Comme d'habitude, Wilga Rivers a des mots de sagesse à ce sujet:
Quant à l'emploi du tu par les élèves étrangers, son utilité est quelque peu controversée. Certains affirment que les étrangers n'atteignent que rarement le niveau d'intimité où le tu dans le parler d'un étranger peut froisser. Il va sans dire que les élèves français se tutoient toujours et que l'emploi du tu devient de plus en plus acceptable dans diverses situations de la vie contemporaine en France, surtout chez les jeunes. C'est quand même une question délicate. Un manque de sensibilité à l'occasion où le tu serait inapproprié peut bien choquer. Outre cela, les élèves qui n'ont pas eu l'expérience fonctionnelle des situations où le tu s'oppose au vous ne comprendront pas les implications interpersonnelles connotées par cette opposition. (Rivers 1991, p.24)

Rivers nous conseille donc d'habituer nos élèves à cette distinction. On commencera par les entraîner à employer le vous en s'adressant à nous et à utiliser le tu entre eux.

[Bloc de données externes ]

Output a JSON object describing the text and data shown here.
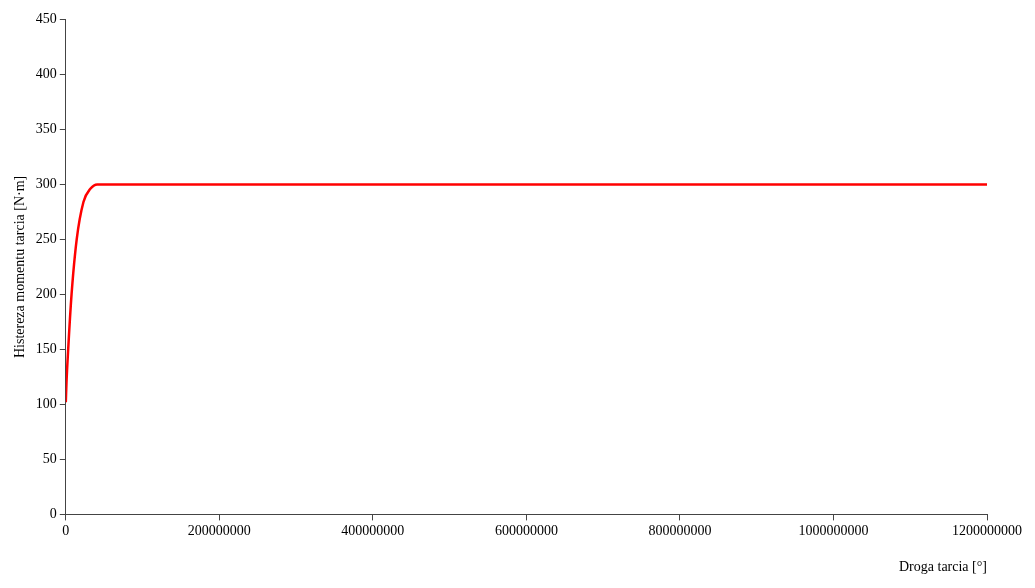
{
  "chart_data": {
    "type": "line",
    "xlabel": "Droga tarcia [°]",
    "ylabel": "Histereza momentu tarcia [N·m]",
    "x": [
      0,
      900000,
      3100000,
      7500000,
      14200000,
      23000000,
      32000000,
      41000000,
      1200000000
    ],
    "series": [
      {
        "color": "#ff0000",
        "values": [
          102,
          120,
          150,
          200,
          250,
          284,
          296,
          300,
          300
        ]
      }
    ],
    "xlim": [
      0,
      1200000000
    ],
    "xticks": [
      0,
      200000000,
      400000000,
      600000000,
      800000000,
      1000000000,
      1200000000
    ],
    "ylim": [
      0,
      450
    ],
    "yticks": [
      0,
      50,
      100,
      150,
      200,
      250,
      300,
      350,
      400,
      450
    ],
    "grid": false,
    "legend": false,
    "marker": "none",
    "line_style": "solid"
  }
}
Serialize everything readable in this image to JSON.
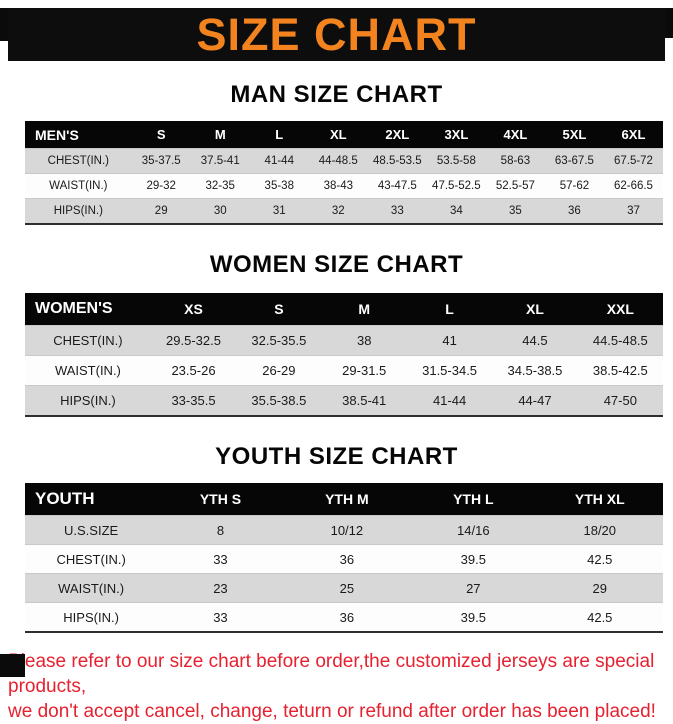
{
  "page": {
    "title": "SIZE CHART"
  },
  "colors": {
    "banner_bg": "#0d0d0d",
    "title_orange": "#f2831e",
    "table_header_bg": "#060606",
    "row_stripe_gray": "#d8d8d8",
    "footer_red": "#e62130"
  },
  "sections": [
    {
      "heading": "MAN SIZE CHART",
      "table": {
        "header": [
          "MEN'S",
          "S",
          "M",
          "L",
          "XL",
          "2XL",
          "3XL",
          "4XL",
          "5XL",
          "6XL"
        ],
        "rows": [
          [
            "CHEST(IN.)",
            "35-37.5",
            "37.5-41",
            "41-44",
            "44-48.5",
            "48.5-53.5",
            "53.5-58",
            "58-63",
            "63-67.5",
            "67.5-72"
          ],
          [
            "WAIST(IN.)",
            "29-32",
            "32-35",
            "35-38",
            "38-43",
            "43-47.5",
            "47.5-52.5",
            "52.5-57",
            "57-62",
            "62-66.5"
          ],
          [
            "HIPS(IN.)",
            "29",
            "30",
            "31",
            "32",
            "33",
            "34",
            "35",
            "36",
            "37"
          ]
        ]
      }
    },
    {
      "heading": "WOMEN SIZE CHART",
      "table": {
        "header": [
          "WOMEN'S",
          "XS",
          "S",
          "M",
          "L",
          "XL",
          "XXL"
        ],
        "rows": [
          [
            "CHEST(IN.)",
            "29.5-32.5",
            "32.5-35.5",
            "38",
            "41",
            "44.5",
            "44.5-48.5"
          ],
          [
            "WAIST(IN.)",
            "23.5-26",
            "26-29",
            "29-31.5",
            "31.5-34.5",
            "34.5-38.5",
            "38.5-42.5"
          ],
          [
            "HIPS(IN.)",
            "33-35.5",
            "35.5-38.5",
            "38.5-41",
            "41-44",
            "44-47",
            "47-50"
          ]
        ]
      }
    },
    {
      "heading": "YOUTH SIZE CHART",
      "table": {
        "header": [
          "YOUTH",
          "YTH S",
          "YTH M",
          "YTH L",
          "YTH XL"
        ],
        "rows": [
          [
            "U.S.SIZE",
            "8",
            "10/12",
            "14/16",
            "18/20"
          ],
          [
            "CHEST(IN.)",
            "33",
            "36",
            "39.5",
            "42.5"
          ],
          [
            "WAIST(IN.)",
            "23",
            "25",
            "27",
            "29"
          ],
          [
            "HIPS(IN.)",
            "33",
            "36",
            "39.5",
            "42.5"
          ]
        ]
      }
    }
  ],
  "footer": {
    "line1": "Please refer to our size chart before order,the customized jerseys are special products,",
    "line2": "we don't accept cancel, change, teturn or refund after order has been placed!"
  }
}
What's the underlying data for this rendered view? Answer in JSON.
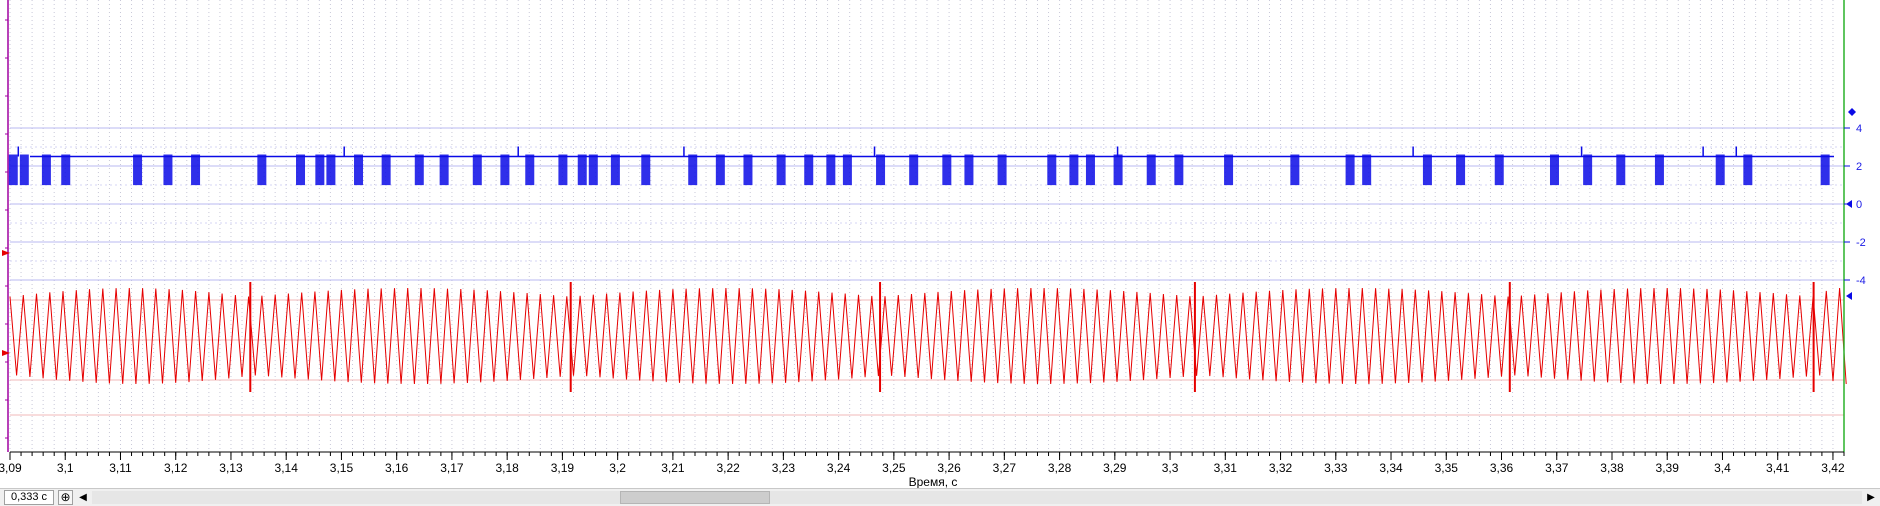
{
  "chart_data": {
    "type": "line",
    "xlabel": "Время, с",
    "x_range": [
      3.09,
      3.422
    ],
    "x_ticks": [
      "3,09",
      "3,1",
      "3,11",
      "3,12",
      "3,13",
      "3,14",
      "3,15",
      "3,16",
      "3,17",
      "3,18",
      "3,19",
      "3,2",
      "3,21",
      "3,22",
      "3,23",
      "3,24",
      "3,25",
      "3,26",
      "3,27",
      "3,28",
      "3,29",
      "3,3",
      "3,31",
      "3,32",
      "3,33",
      "3,34",
      "3,35",
      "3,36",
      "3,37",
      "3,38",
      "3,39",
      "3,4",
      "3,41",
      "3,42"
    ],
    "grid": true,
    "y_right": {
      "range": [
        -5,
        5
      ],
      "ticks": [
        "4",
        "2",
        "0",
        "-2",
        "-4"
      ]
    },
    "series": [
      {
        "channel": "blue",
        "color": "#0a0ae6",
        "baseline": 2.5,
        "low_level": 1.1,
        "pulse_bursts": [
          3.0905,
          3.0925,
          3.0965,
          3.1,
          3.113,
          3.1185,
          3.1235,
          3.1355,
          3.1425,
          3.146,
          3.148,
          3.153,
          3.158,
          3.164,
          3.1685,
          3.1745,
          3.1795,
          3.184,
          3.19,
          3.1935,
          3.1955,
          3.1995,
          3.205,
          3.2135,
          3.2185,
          3.2235,
          3.2295,
          3.2345,
          3.2385,
          3.2415,
          3.2475,
          3.2535,
          3.2595,
          3.2635,
          3.2695,
          3.2785,
          3.2825,
          3.2855,
          3.2905,
          3.2965,
          3.3015,
          3.3105,
          3.3225,
          3.3325,
          3.3355,
          3.3465,
          3.3525,
          3.3595,
          3.3695,
          3.3755,
          3.3815,
          3.3885,
          3.3995,
          3.4045,
          3.4185
        ],
        "spike_marks": [
          3.0915,
          3.1505,
          3.182,
          3.212,
          3.2465,
          3.2905,
          3.344,
          3.3745,
          3.3965,
          3.4025
        ]
      },
      {
        "channel": "red",
        "color": "#e60000",
        "upper_envelope": 3.0,
        "lower_envelope": -5.0,
        "cycle_period_s": 0.0024,
        "sync_marks": [
          3.1335,
          3.1915,
          3.2475,
          3.3045,
          3.3615,
          3.4165
        ]
      }
    ]
  },
  "statusbar": {
    "timebase": "0,333 с",
    "zoom_glyph": "⊕",
    "scroll_left_glyph": "◀",
    "scroll_right_glyph": "▶"
  }
}
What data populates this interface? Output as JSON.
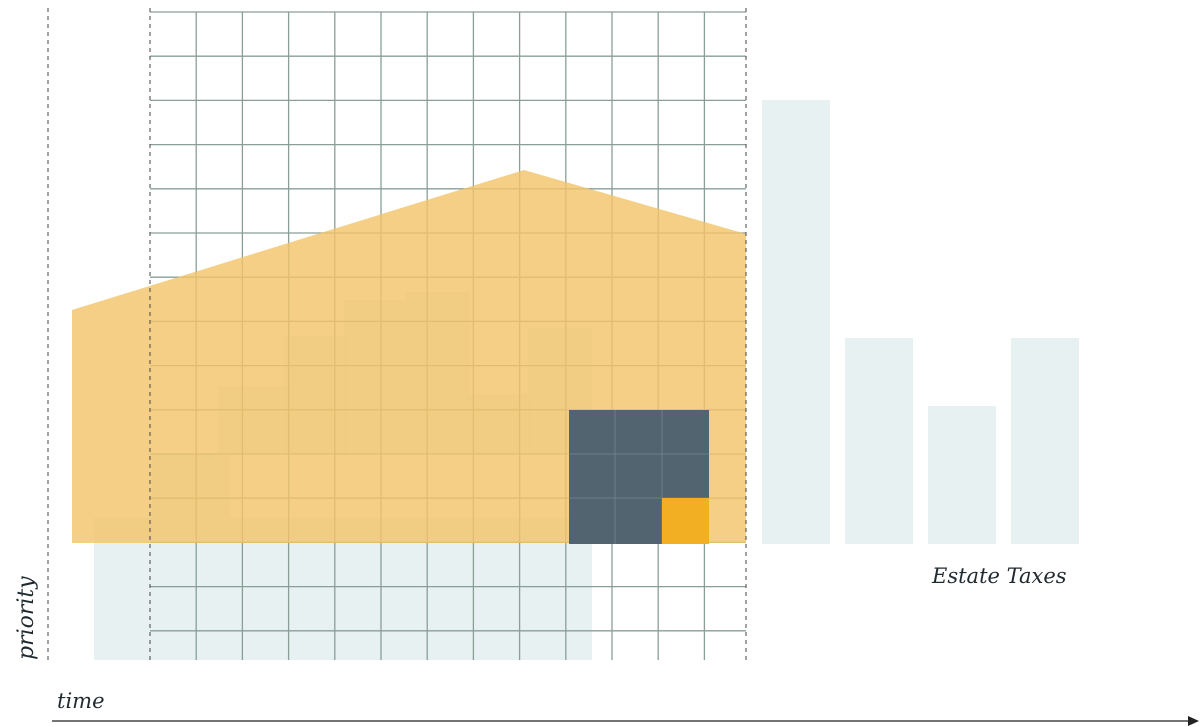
{
  "labels": {
    "y_axis": "priority",
    "x_axis": "time",
    "category": "Estate Taxes"
  },
  "colors": {
    "grid": "#8a9e98",
    "guide": "#444444",
    "house": "#f2c46a",
    "light_block": "#d6e6e6",
    "dark_block": "#526470",
    "accent": "#f3af24",
    "axis": "#222222",
    "text": "#1f2a30"
  }
}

Les occasions expérientielles où l'opposition tu/vous est en jeu abondent dans toute classe interactive et les élèves arriveront petit à petit à apprécier les nuances impliquées dans cet usage particulier mais non pas unique au français.

Un deuxième problème dans l'usage du vouvoiement/tutoiement, c'est la tendance à employer un tu pluriel. En effet, certains enseignants emploient le tu en s'adressant à la classe tout entière, ce qui paraît très bizarre. On comprend facilement pourquoi nos élèves demeurent fort perplexes devant l'opposition tu/vous si cette opposition n'est pas respectée dans le parler de leur modèle. Dans certains manuels, le texte s'adressant à l'individu et les auteurs visant un seul lecteur, un enfant par dessus le marché, on trouve l'emploi du tu. Cependant dès que l'enseignant se trouve devant un groupes d'élèves et que ses paroles s'adressent à plus d'une personne, le vous est de rigueur.

En tant qu'enseignants, nous avons la lourde responsabilité de servir de modèles de langue devant nos élèves et de leur fournir des occasions constantes de passer du niveau structural/formel aux aspects sémantiques et pragmatiques de la langue. Pour y réussir il faudra chercher à parler et à faire parler un français correct, aisé et riche et à enseigner en fonction des besoins des apprenants et en fonction es défis que leur présentent certains éléments langagiers, faute de quoi ils nous quitteront handicapés sur tous les plans de la compétence de communication.